Color and appearance factors are the primary quality attributes that can be appraised by consumers of fresh produce at the time of purchase (Gamble et al., 2006; Kramer, 1951). Historically, the snap beans purchased by U.S. consumers were a relatively light shade of green. However, in the 1990s, a major seed company introduced dark green beans to the U.S. fresh market (Brooker and Eastwood, 1992). The company promoted the dark green beans as being more attractive to buyers, but little objective information was available to back these claims. Moreover, it was not known how color might change after the dark green beans were cooked.
The human eye can perceive visual differences in greenness among fresh samples of snap bean pods (Hoffman and Kanapaux, 1955). It is less well understood how these subjective distinctions relate to both objective measures of greenness and subjective ratings for likelihood of purchase. Hoffman and Kanapaux (1955) found a significant correlation (r = 0.906, P ≤ 0.01) between visual color ratings and chlorophyll content of fresh snap bean pods, but chlorophyll is not the only pigment responsible for color in snap beans (Lopez-Hernandez et al., 1993). Brooker and Eastwood (1992) surveyed shoppers for selection preference when comparing fresh pods of the light green ‘Strike’ and the dark green ‘Labrador’ snap beans. They found a slight preference (52.2%) for the light green cultivar, but they did not attempt to relate these preferences to any objective measures of greenness.
Lee (1958) noted that when green vegetables are heated in water, the chloroplasts become swollen and may burst, resulting in a diffusion of green pigment throughout the cells and a more intense green appearance to the surface of the vegetable.
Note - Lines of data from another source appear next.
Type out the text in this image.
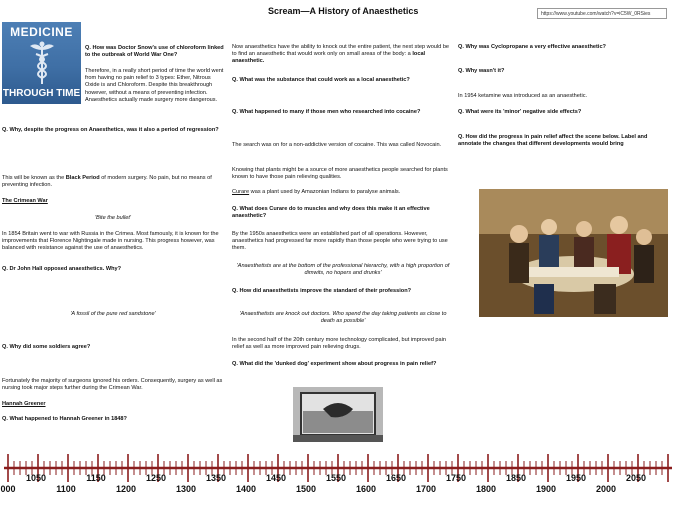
Scream—A History of Anaesthetics	https://www.youtube.com/watch?v=iC5W_0RSies
MEDICINE
THROUGH TIME
Q. How was Doctor Snow's use of chloroform linked to the outbreak of World War One?
Therefore, in a really short period of time the world went from having no pain relief to 3 types: Ether, Nitrous Oxide is and Chloroform. Despite this breakthrough however, without a means of preventing infection. Anaesthetics actually made surgery more dangerous.
Q. Why, despite the progress on Anaesthetics, was it also a period of regression?
This will be known as the Black Period of modern surgery. No pain, but no means of preventing infection.
The Crimean War
'Bite the bullet'
In 1854 Britain went to war with Russia in the Crimea. Most famously, it is known for the improvements that Florence Nightingale made in nursing. This progress however, was balanced with resistance against the use of anaesthetics.
Q. Dr John Hall opposed anaesthetics. Why?
'A fossil of the pure red sandstone'
Q. Why did some soldiers agree?
Fortunately the majority of surgeons ignored his orders. Consequently, surgery as well as nursing took major steps further during the Crimean War.
Hannah Greener
Q. What happened to Hannah Greener in 1848?
Now anaesthetics have the ability to knock out the entire patient, the next step would be to find an anaesthetic that would work only on small areas of the body: a local anaesthetic.
Q. What was the substance that could work as a local anaesthetic?
Q. What happened to many if those men who researched into cocaine?
The search was on for a non-addictive version of cocaine. This was called Novocain.
Knowing that plants might be a source of more anaesthetics people searched for plants known to have those pain relieving qualities.
Curare was a plant used by Amazonian Indians to paralyse animals.
Q. What does Curare do to muscles and why does this make it an effective anaesthetic?
By the 1950s anaesthetics were an established part of all operations. However, anaesthetics had progressed far more rapidly than those people who were trying to use them.
'Anaesthetists are at the bottom of the professional hierarchy, with a high proportion of dimwits, no hopers and drunks'
Q. How did anaesthetists improve the standard of their profession?
'Anaesthetists are knock out doctors. Who spend the day taking patients as close to death as possible'
In the second half of the 20th century more technology complicated, but improved pain relief as well as more improved pain relieving drugs.
Q. What did the 'dunked dog' experiment show about progress in pain relief?
Q. Why was Cyclopropane a very effective anaesthetic?
Q. Why wasn't it?
In 1954 ketamine was introduced as an anaesthetic.
Q. What were its 'minor' negative side effects?
Q. How did the progress in pain relief affect the scene below. Label and annotate the changes that different developments would bring
1050	1150	1250	1350	1450	1550	1650	1750	1850	1950	2050
000	1100	1200	1300	1400	1500	1600	1700	1800	1900	2000
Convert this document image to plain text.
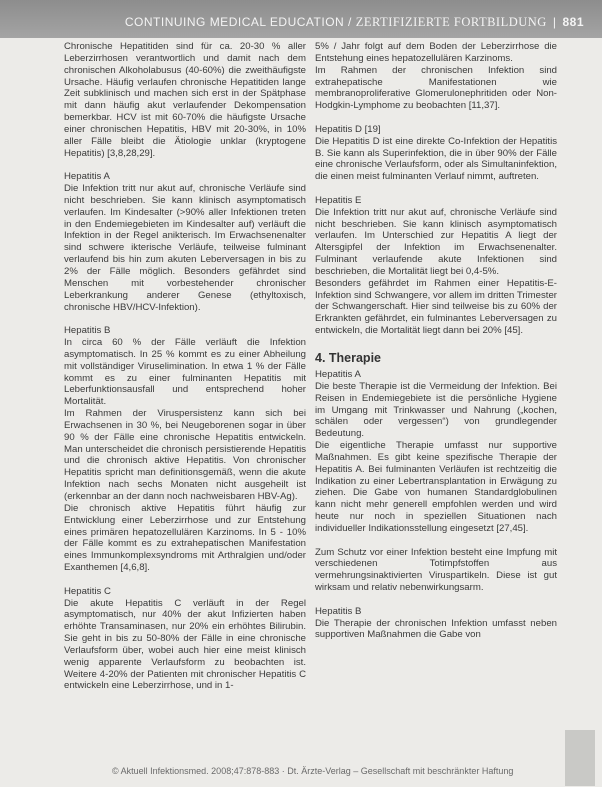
CONTINUING MEDICAL EDUCATION / ZERTIFIZIERTE FORTBILDUNG | 881

Chronische Hepatitiden sind für ca. 20-30 % aller Leberzirrhosen verantwortlich und damit nach dem chronischen Alkoholabusus (40-60%) die zweithäufigste Ursache. Häufig verlaufen chronische Hepatitiden lange Zeit subklinisch und machen sich erst in der Spätphase mit dann häufig akut verlaufender Dekompensation bemerkbar. HCV ist mit 60-70% die häufigste Ursache einer chronischen Hepatitis, HBV mit 20-30%, in 10% aller Fälle bleibt die Ätiologie unklar (kryptogene Hepatitis) [3,8,28,29].

Hepatitis A

Die Infektion tritt nur akut auf, chronische Verläufe sind nicht beschrieben. Sie kann klinisch asymptomatisch verlaufen. Im Kindesalter (>90% aller Infektionen treten in den Endemiegebieten im Kindesalter auf) verläuft die Infektion in der Regel anikterisch. Im Erwachsenenalter sind schwere ikterische Verläufe, teilweise fulminant verlaufend bis hin zum akuten Leberversagen in bis zu 2% der Fälle möglich. Besonders gefährdet sind Menschen mit vorbestehender chronischer Leberkrankung anderer Genese (ethyltoxisch, chronische HBV/HCV-Infektion).

Hepatitis B

In circa 60 % der Fälle verläuft die Infektion asymptomatisch. In 25 % kommt es zu einer Abheilung mit vollständiger Viruselimination. In etwa 1 % der Fälle kommt es zu einer fulminanten Hepatitis mit Leberfunktionsausfall und entsprechend hoher Mortalität.

Im Rahmen der Viruspersistenz kann sich bei Erwachsenen in 30 %, bei Neugeborenen sogar in über 90 % der Fälle eine chronische Hepatitis entwickeln. Man unterscheidet die chronisch persistierende Hepatitis und die chronisch aktive Hepatitis. Von chronischer Hepatitis spricht man definitionsgemäß, wenn die akute Infektion nach sechs Monaten nicht ausgeheilt ist (erkennbar an der dann noch nachweisbaren HBV-Ag).

Die chronisch aktive Hepatitis führt häufig zur Entwicklung einer Leberzirrhose und zur Entstehung eines primären hepatozellulären Karzinoms. In 5 - 10% der Fälle kommt es zu extrahepatischen Manifestation eines Immunkomplexsyndroms mit Arthralgien und/oder Exanthemen [4,6,8].

Hepatitis C

Die akute Hepatitis C verläuft in der Regel asymptomatisch, nur 40% der akut Infizierten haben erhöhte Transaminasen, nur 20% ein erhöhtes Bilirubin. Sie geht in bis zu 50-80% der Fälle in eine chronische Verlaufsform über, wobei auch hier eine meist klinisch wenig apparente Verlaufsform zu beobachten ist. Weitere 4-20% der Patienten mit chronischer Hepatitis C entwickeln eine Leberzirrhose, und in 1-

5% / Jahr folgt auf dem Boden der Leberzirrhose die Entstehung eines hepatozellulären Karzinoms.

Im Rahmen der chronischen Infektion sind extrahepatische Manifestationen wie membranoproliferative Glomerulonephritiden oder Non-Hodgkin-Lymphome zu beobachten [11,37].

Hepatitis D [19]

Die Hepatitis D ist eine direkte Co-Infektion der Hepatitis B. Sie kann als Superinfektion, die in über 90% der Fälle eine chronische Verlaufsform, oder als Simultaninfektion, die einen meist fulminanten Verlauf nimmt, auftreten.

Hepatitis E

Die Infektion tritt nur akut auf, chronische Verläufe sind nicht beschrieben. Sie kann klinisch asymptomatisch verlaufen. Im Unterschied zur Hepatitis A liegt der Altersgipfel der Infektion im Erwachsenenalter. Fulminant verlaufende akute Infektionen sind beschrieben, die Mortalität liegt bei 0,4-5%.

Besonders gefährdet im Rahmen einer Hepatitis-E-Infektion sind Schwangere, vor allem im dritten Trimester der Schwangerschaft. Hier sind teilweise bis zu 60% der Erkrankten gefährdet, ein fulminantes Leberversagen zu entwickeln, die Mortalität liegt dann bei 20% [45].

4. Therapie

Hepatitis A

Die beste Therapie ist die Vermeidung der Infektion. Bei Reisen in Endemiegebiete ist die persönliche Hygiene im Umgang mit Trinkwasser und Nahrung („kochen, schälen oder vergessen“) von grundlegender Bedeutung.

Die eigentliche Therapie umfasst nur supportive Maßnahmen. Es gibt keine spezifische Therapie der Hepatitis A. Bei fulminanten Verläufen ist rechtzeitig die Indikation zu einer Lebertransplantation in Erwägung zu ziehen. Die Gabe von humanen Standardglobulinen kann nicht mehr generell empfohlen werden und wird heute nur noch in speziellen Situationen nach individueller Indikationsstellung eingesetzt [27,45].

Zum Schutz vor einer Infektion besteht eine Impfung mit verschiedenen Totimpfstoffen aus vermehrungsinaktivierten Viruspartikeln. Diese ist gut wirksam und relativ nebenwirkungsarm.

Hepatitis B

Die Therapie der chronischen Infektion umfasst neben supportiven Maßnahmen die Gabe von

© Aktuell Infektionsmed. 2008;47:878-883 · Dt. Ärzte-Verlag – Gesellschaft mit beschränkter Haftung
Muftugil (1986) found that bean samples blanched with water or steam were more green than raw beans, but cultivars were not compared for possible differential responses.
The objectives of this study were: 1) to perform objective color evaluations on raw and cooked pod samples from several snap bean cultivars with pods representing a range of greenness; and 2) to determine whether consumers could distinguish differences in greenness among raw pod samples from several of these cultivars and, if so, whether these subjective distinctions would relate to both objective measures of greenness and subjective ratings for likelihood of purchase.